Liberty Interactive Prices Private Offering of $675 Million of 1.75% Exchangeable Senior Debentures due 2046
August 18 2016 - 6:00AM
Business Wire
Liberty Interactive Corporation (“Liberty”) (Nasdaq: QVCA, QVCB,
LVNTA, LVNTB) announced today that its wholly owned subsidiary
Liberty Interactive LLC (the “Company”) has priced and agreed to
sell to initial purchasers in a private offering $675 million
aggregate principal amount of its 1.75% exchangeable senior
debentures due 2046 (the “debentures”). The Company has also
granted to the initial purchasers an option to purchase additional
debentures with an aggregate principal amount up to $75
million.
Upon an exchange of debentures, the Company, at its option, may
deliver Charter Communications, Inc. (“Charter”) Class A common
stock, cash or a combination of Charter Class A common stock and
cash. Initially, 2.9317 shares of Charter Class A common stock are
attributable to each $1,000 principal amount of debenture,
representing an initial exchange price of approximately $341.10 for
each Charter share. A total of approximately 2.0 million shares of
Charter Class A common stock are attributable to the debentures
(assuming the initial purchasers do not exercise their option to
purchase additional debentures). Interest will be payable quarterly
on March 31, June 30, September 30 and December 31 of each year,
commencing December 31, 2016. The debentures may be redeemed by the
Company, in whole or in part, on or after October 5, 2023. Holders
of the debentures also have the right to require the Company to
purchase their debentures on October 5, 2023. The redemption and
purchase price will generally equal 100% of the adjusted principal
amount of the debentures plus accrued and unpaid interest.
The offering is expected to close on August 23, 2016, subject to
satisfaction of customary closing conditions.
The Company expects to use the net proceeds of the offering for
one or more of the following purposes: to repay up to $450 million
outstanding under a margin loan facility recently entered into by
its wholly owned special purpose subsidiary LV Bridge, LLC; to
repurchase, in privately negotiated transactions, its outstanding
0.75% exchangeable senior debentures due 2043 (the “2043
Debentures”); and to the extent holders tender their 2043
Debentures for exchange, to satisfy its exchange obligation in
cash. Any remaining net proceeds will be used for general corporate
purposes, including to pay interest on the debentures.
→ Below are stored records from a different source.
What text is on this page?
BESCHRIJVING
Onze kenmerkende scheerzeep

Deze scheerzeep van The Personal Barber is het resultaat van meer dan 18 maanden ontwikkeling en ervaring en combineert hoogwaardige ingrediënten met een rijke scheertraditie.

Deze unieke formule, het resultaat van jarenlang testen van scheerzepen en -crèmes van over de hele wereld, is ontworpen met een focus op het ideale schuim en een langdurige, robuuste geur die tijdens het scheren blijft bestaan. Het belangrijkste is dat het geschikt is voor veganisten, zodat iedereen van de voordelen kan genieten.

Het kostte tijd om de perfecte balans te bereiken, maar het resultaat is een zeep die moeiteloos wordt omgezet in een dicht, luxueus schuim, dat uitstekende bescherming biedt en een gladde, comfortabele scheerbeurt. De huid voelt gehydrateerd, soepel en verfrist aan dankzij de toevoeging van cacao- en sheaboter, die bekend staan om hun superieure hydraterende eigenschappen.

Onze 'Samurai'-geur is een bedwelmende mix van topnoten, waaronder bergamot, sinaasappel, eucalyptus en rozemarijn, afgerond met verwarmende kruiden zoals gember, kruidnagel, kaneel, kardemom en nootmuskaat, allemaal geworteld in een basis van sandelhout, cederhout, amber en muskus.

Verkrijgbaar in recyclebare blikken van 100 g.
The debentures, as well as the associated cash proceeds, will be
attributed to the Liberty Ventures Group.
The debentures have not been registered under the Securities Act
of 1933, as amended (the “Securities Act”), or any state securities
laws and, unless so registered, may not be offered or sold in the
United States except pursuant to an exemption from, or in a
transaction not subject to, the registration requirements of the
Securities Act and applicable state securities laws. The debentures
are being offered by means of an offering memorandum solely to
“Qualified Institutional Buyers” pursuant to, and as that term is
defined in, Rule 144A of the Securities Act.
This press release does not constitute an offer to sell or the
solicitation of an offer to buy the debentures nor shall there be
any sale of debentures in any state in which such offer,
solicitation or sale would be unlawful prior to registration or
qualification under the securities laws of such state.
Forward-Looking Statements
This press release includes certain forward-looking statements
within the meaning of the Private Securities Litigation Reform Act
of 1995, including statements relating to the offering of
debentures and the use of proceeds therefrom. These forward-looking
statements involve many risks and uncertainties that could cause
actual results to differ materially from those expressed or implied
by such statements, including, without limitation, general market
conditions. These forward looking statements speak only as of the
date of this press release, and Liberty expressly disclaims any
obligation or undertaking to disseminate any updates or revisions
to any forward-looking statement contained herein to reflect any
change in Liberty’s expectations with regard thereto or any change
in events, conditions or circumstances on which any such statement
is based. Please refer to the publicly filed documents of Liberty,
including its most recent Annual Report on Form 10-K and Quarterly
Reports on Form 10-Q, for risks and uncertainties related to
Liberty.
About Liberty Interactive
Corporation
Liberty Interactive Corporation operates and owns interests in a
broad range of digital commerce businesses. Those businesses are
currently attributed to two tracking stock groups: the QVC Group
and the Liberty Ventures Group. The businesses and assets
attributed to the QVC Group (Nasdaq: QVCA, QVCB) consist of Liberty
Interactive Corporation's subsidiaries, QVC, Inc. and zulily, llc,
and its interest in HSN, Inc., and the businesses and assets
attributed to the Liberty Ventures Group (Nasdaq: LVNTA, LVNTB)
consist of all of Liberty Interactive Corporation's businesses and
assets other than those attributed to the QVC Group, including its
interests in Expedia, Liberty Broadband Corporation and FTD, its
subsidiaries Bodybuilding.com and Evite, and minority interests in
Interval Leisure Group, Time Warner, Lending Tree and Charter.